Friedrich Merz’s conservatives and the Social Democrats (SPD), who are in negotiations to form a coalition after a national election last month, will put their proposals to the outgoing German parliament next week.

Merz, Germany’s likely next chancellor, has seized the moment after the return of Donald Trump to the White House threw the transatlantic alliance into turmoil, and has underlined the urgency for Europe to strengthen its own defences.

Trump froze military aid to Ukraine after a bitter clash last week with its president, Volodymyr Zelenskyy, reinforcing fears that the US could strike a deal with Russia to end the war in Ukraine while disengaging from Europe.

Economists and investors have long urged Germany to reform its constitutionally enshrined state borrowing limits – known as the “debt brake” – in order to free up investment and support an economy that has contracted for the past two years.

The reform would mark a rollback of borrowing rules imposed after the 2008 global financial crisis that many now say are outdated and keep Germany in a fiscal straitjacket.

Amending constitution

Merz said the CDU/CSU and SPD would submit a motion to the Bundestag lower house of parliament next week to amend the constitution so defence expenditure above 1 percent of economic output is exempt from the debt brake.

He pledged to do “whatever it takes” when it comes to defence “in light of threats to our freedom and peace on our continent”.

A commission of experts will separately develop a proposal for modernising the debt brake to boost investments on a permanent basis.

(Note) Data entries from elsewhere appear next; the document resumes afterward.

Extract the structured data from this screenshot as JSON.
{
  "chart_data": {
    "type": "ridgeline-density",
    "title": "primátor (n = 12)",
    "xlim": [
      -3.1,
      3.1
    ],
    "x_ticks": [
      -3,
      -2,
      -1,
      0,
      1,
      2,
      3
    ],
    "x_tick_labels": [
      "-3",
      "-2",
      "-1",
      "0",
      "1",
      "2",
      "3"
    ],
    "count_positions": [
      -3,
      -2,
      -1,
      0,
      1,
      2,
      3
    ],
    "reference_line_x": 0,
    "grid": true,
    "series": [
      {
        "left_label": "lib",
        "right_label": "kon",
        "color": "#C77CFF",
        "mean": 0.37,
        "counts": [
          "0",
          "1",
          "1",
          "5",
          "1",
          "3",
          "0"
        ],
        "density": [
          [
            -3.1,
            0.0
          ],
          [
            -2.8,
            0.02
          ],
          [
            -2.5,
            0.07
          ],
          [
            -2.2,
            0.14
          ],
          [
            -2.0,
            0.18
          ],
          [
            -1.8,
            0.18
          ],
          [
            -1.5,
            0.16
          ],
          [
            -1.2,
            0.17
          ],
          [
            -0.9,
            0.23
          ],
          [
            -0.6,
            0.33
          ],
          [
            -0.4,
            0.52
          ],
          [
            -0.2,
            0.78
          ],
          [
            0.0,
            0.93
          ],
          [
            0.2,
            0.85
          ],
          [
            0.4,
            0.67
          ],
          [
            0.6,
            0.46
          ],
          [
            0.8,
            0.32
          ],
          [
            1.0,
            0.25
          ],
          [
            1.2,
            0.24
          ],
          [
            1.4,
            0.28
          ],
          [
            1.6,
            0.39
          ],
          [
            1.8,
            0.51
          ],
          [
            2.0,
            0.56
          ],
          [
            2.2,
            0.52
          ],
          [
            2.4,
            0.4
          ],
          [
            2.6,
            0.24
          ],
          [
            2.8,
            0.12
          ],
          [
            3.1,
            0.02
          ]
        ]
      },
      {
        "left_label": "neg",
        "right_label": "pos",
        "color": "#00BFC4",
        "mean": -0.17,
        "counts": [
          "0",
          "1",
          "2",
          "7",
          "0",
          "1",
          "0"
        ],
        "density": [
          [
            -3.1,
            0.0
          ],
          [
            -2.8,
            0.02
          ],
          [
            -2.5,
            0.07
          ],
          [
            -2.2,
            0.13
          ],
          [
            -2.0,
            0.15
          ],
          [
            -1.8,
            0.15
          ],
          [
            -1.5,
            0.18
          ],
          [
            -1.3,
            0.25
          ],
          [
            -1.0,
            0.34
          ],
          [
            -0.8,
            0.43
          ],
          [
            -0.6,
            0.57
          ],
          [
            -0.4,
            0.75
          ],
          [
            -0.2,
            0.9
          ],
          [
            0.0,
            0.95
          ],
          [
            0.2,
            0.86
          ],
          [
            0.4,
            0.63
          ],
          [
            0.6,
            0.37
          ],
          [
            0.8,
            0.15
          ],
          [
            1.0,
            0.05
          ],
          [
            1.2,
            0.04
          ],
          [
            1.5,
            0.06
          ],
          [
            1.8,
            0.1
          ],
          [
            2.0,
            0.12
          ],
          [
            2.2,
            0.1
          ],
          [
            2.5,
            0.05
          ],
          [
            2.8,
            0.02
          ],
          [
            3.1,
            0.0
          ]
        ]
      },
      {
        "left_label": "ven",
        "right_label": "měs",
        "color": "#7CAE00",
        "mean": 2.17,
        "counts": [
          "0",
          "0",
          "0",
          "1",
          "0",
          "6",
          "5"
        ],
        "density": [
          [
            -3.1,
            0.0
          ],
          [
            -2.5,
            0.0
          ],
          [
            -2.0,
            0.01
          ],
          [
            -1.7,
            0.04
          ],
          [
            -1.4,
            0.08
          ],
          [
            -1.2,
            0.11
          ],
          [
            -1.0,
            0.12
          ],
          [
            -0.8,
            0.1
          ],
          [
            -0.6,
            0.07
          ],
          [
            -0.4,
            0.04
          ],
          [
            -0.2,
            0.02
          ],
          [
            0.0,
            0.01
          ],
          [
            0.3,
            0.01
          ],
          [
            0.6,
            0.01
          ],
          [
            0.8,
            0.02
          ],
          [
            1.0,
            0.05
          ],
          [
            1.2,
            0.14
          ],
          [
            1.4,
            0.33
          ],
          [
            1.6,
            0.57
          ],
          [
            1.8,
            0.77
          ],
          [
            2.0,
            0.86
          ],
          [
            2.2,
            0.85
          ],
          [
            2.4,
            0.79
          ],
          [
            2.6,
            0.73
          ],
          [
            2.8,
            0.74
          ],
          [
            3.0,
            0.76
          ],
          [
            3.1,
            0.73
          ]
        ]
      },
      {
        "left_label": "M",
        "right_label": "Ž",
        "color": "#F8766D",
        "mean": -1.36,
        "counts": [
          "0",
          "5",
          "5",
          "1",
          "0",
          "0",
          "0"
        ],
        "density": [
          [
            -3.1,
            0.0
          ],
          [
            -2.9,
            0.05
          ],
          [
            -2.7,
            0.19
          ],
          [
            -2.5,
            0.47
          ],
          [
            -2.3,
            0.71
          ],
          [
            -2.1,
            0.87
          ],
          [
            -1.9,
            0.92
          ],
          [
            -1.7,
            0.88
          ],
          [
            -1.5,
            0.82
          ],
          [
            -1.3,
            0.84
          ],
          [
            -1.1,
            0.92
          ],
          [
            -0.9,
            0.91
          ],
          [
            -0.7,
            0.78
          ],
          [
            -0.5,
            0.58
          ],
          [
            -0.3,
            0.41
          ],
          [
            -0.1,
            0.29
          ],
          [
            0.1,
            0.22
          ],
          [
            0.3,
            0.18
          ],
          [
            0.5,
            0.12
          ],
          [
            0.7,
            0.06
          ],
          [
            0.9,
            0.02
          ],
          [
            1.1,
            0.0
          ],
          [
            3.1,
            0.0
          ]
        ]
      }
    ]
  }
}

According to a poll by INSA, 49 percent of Germans support loosening the debt brake while only 28 percent are against it. But changing the debt rules and creating a special fund both require a two-thirds majority in parliament.

The conservatives and SPD are rushing to get the moves passed in the outgoing parliament, given far-right and far-left parties will have a blocking minority in the next parliament after scoring strongly in last month’s election.

The Left party has threatened a legal challenge if Germany takes on new debt to fund defence expenditure.

The Greens party, whose support is needed to get the debt brake reform across the line, said it would examine the proposals, but made no firm commitment.

While markets rallied after the announcement, sceptical voices also emerged.

Kyrill-Alexander Schwarz, a constitutional lawyer at the University of Wuerzburg, said it was “extremely problematic” for an outgoing parliament to make such big binding decisions.

German newspapers said Merz was breaking a campaign promise of fiscal rectitude just 10 days after the election.

“Mr Merz, that is voter deception!” warned top-selling paper Bild. “Merz carried out a 180 U-turn in record time,” wrote Handelsblatt.

Left-leaning papers were more indulgent. “Good that Merz breaks his campaign promise,” wrote the Sueddeutsche Zeitung.

Friedrich Heinemann from the ZEW economic research institute said Germany’s debt-to-GDP ratio could exceed 100 percent by 2034. It is now about 64 percent, far below other major industrialised countries such as the US, France or Japan.

The US has repeatedly pressured Germany to increase its defence spending to overhaul a military that has felt neglected since the end of the Cold War and has diverted weapons to support Ukraine in the war against Russia.